In this embodiment, the Joule heat generated when a current is applied to the coil 2 and the coil 2 is turned on is transmitted to the fluid via the pipes 3 and 3', so that the temperature rise in the coil 2 can be suppressed more effectively. .

[Effects of the Invention] As explained above, according to the present invention, by wrapping the cooling pipe around the drive coil of the linear motor,
The temperature rise of the coil can be effectively suppressed. Therefore, it has the effect of suppressing thermal deformation of the structure to which the linear motor is attached, keeping the electrical characteristics of the linear motor stable, and extending the life of the permanent magnet of the linear motor.

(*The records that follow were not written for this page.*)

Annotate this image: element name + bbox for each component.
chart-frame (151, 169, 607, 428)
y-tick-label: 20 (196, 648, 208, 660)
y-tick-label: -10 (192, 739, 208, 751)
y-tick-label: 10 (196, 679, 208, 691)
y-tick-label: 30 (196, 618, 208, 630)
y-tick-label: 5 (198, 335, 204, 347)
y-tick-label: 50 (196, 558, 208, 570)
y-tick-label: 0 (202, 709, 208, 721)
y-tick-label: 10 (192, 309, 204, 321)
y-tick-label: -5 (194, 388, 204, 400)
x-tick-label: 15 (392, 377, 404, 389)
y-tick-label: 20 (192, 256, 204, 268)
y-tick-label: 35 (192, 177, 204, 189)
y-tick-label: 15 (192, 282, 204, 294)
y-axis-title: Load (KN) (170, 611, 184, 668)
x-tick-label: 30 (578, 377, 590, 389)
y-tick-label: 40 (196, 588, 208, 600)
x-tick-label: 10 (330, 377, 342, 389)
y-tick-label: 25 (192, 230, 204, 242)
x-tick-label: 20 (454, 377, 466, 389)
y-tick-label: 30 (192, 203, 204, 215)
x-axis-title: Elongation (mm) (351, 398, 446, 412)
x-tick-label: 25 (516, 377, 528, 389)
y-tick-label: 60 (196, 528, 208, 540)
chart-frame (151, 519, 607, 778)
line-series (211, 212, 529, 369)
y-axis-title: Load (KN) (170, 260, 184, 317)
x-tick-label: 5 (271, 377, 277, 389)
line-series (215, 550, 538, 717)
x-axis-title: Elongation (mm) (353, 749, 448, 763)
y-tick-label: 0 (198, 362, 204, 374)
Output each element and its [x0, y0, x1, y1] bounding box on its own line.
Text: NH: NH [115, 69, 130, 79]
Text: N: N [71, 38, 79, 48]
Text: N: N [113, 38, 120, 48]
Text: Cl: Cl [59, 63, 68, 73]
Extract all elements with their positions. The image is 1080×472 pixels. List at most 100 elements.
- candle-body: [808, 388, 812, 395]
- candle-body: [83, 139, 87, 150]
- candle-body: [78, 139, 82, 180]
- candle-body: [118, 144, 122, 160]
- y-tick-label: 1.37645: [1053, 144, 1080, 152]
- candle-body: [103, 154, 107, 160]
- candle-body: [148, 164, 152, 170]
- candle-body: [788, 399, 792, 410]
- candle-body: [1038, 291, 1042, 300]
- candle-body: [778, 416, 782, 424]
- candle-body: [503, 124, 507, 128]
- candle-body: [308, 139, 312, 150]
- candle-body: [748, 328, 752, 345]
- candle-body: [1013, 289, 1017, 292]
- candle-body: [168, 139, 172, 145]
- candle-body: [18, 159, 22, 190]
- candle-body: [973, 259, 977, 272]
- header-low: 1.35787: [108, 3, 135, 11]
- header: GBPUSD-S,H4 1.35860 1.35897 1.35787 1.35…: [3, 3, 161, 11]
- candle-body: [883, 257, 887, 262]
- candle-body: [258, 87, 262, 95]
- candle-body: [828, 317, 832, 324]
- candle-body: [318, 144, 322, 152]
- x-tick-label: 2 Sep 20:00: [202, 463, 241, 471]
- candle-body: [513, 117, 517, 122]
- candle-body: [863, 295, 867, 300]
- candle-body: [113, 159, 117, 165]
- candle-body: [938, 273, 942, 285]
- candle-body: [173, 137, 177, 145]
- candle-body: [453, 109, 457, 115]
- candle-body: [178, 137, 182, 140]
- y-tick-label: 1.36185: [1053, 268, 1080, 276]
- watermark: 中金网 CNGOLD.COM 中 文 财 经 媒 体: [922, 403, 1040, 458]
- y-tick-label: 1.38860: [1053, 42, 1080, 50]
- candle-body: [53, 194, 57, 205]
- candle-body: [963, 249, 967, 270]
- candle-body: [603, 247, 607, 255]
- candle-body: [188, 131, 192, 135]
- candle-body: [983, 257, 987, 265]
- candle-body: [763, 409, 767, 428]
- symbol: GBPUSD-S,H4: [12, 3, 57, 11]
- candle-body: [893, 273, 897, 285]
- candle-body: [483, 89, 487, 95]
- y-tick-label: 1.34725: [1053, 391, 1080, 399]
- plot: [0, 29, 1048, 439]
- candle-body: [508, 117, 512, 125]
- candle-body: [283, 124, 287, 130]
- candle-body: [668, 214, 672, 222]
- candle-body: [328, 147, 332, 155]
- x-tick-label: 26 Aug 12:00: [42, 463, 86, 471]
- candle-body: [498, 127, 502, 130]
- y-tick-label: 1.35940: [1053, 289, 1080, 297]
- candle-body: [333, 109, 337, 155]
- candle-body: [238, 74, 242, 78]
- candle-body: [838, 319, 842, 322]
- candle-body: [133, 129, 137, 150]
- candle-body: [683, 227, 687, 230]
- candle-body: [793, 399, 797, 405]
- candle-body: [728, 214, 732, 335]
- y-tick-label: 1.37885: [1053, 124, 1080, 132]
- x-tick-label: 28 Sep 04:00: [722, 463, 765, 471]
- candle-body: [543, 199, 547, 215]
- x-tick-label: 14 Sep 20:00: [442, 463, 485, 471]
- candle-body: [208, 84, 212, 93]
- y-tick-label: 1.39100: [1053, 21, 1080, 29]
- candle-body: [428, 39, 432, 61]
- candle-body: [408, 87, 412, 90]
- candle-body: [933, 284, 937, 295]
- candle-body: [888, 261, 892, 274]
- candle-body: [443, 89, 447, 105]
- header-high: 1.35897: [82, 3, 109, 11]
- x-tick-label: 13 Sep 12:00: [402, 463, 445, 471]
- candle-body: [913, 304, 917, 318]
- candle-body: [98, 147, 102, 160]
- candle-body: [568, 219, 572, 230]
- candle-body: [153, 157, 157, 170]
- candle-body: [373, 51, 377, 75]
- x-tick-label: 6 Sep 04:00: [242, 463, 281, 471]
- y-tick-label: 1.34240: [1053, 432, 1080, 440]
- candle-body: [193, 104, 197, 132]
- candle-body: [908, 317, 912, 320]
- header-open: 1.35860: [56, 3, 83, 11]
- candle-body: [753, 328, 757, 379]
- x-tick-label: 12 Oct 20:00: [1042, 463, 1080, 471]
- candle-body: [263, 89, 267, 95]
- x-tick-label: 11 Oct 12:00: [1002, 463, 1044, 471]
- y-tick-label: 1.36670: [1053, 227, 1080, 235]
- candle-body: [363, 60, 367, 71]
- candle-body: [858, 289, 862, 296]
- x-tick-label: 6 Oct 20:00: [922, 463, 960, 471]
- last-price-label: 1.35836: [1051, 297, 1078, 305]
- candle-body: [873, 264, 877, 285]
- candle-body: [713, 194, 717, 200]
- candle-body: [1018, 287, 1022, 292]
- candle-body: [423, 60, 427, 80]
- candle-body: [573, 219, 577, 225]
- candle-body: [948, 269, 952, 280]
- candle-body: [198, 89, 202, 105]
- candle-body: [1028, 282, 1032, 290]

[Brief explanation of the drawing]

Fig. 1 is a perspective view of a linear motor according to an embodiment of the present invention, Fig. 2 is a cross-sectional view taken along line AA' in Fig. 1, and Fig. 3 is a cooling device used in the linear motor of Fig. 1. FIG. 4 is a vertical sectional view showing a linear near motor as another embodiment, and FIG. 5 is a longitudinal sectional view showing a conventional linear near motor. In these figures, 1 is a mover, 2 is a coil, 3 and 3' are pipes, 4 is a yoke, 5 is a permanent magnet, 6 is a pump, 7 is a cooler, 8 is a temperature sensor, and 9 is a control device. Patent Applicant Canon Co., Ltd. Agent Patent Attorney Tatsuo Ito Agent Patent Attorney Satoshi Ito Kozutsu Figure 2 Figure 3

Claims (1)

[Claims] 1. A stator mover, at least one of the stator or the mover has a driving electromagnet, and cooling piping is provided so as to be in contact with the coil part of the driving electromagnet, and the piping A linear motor characterized in that heat generated in the coil portion is removed by a heat transmission medium flowing inside.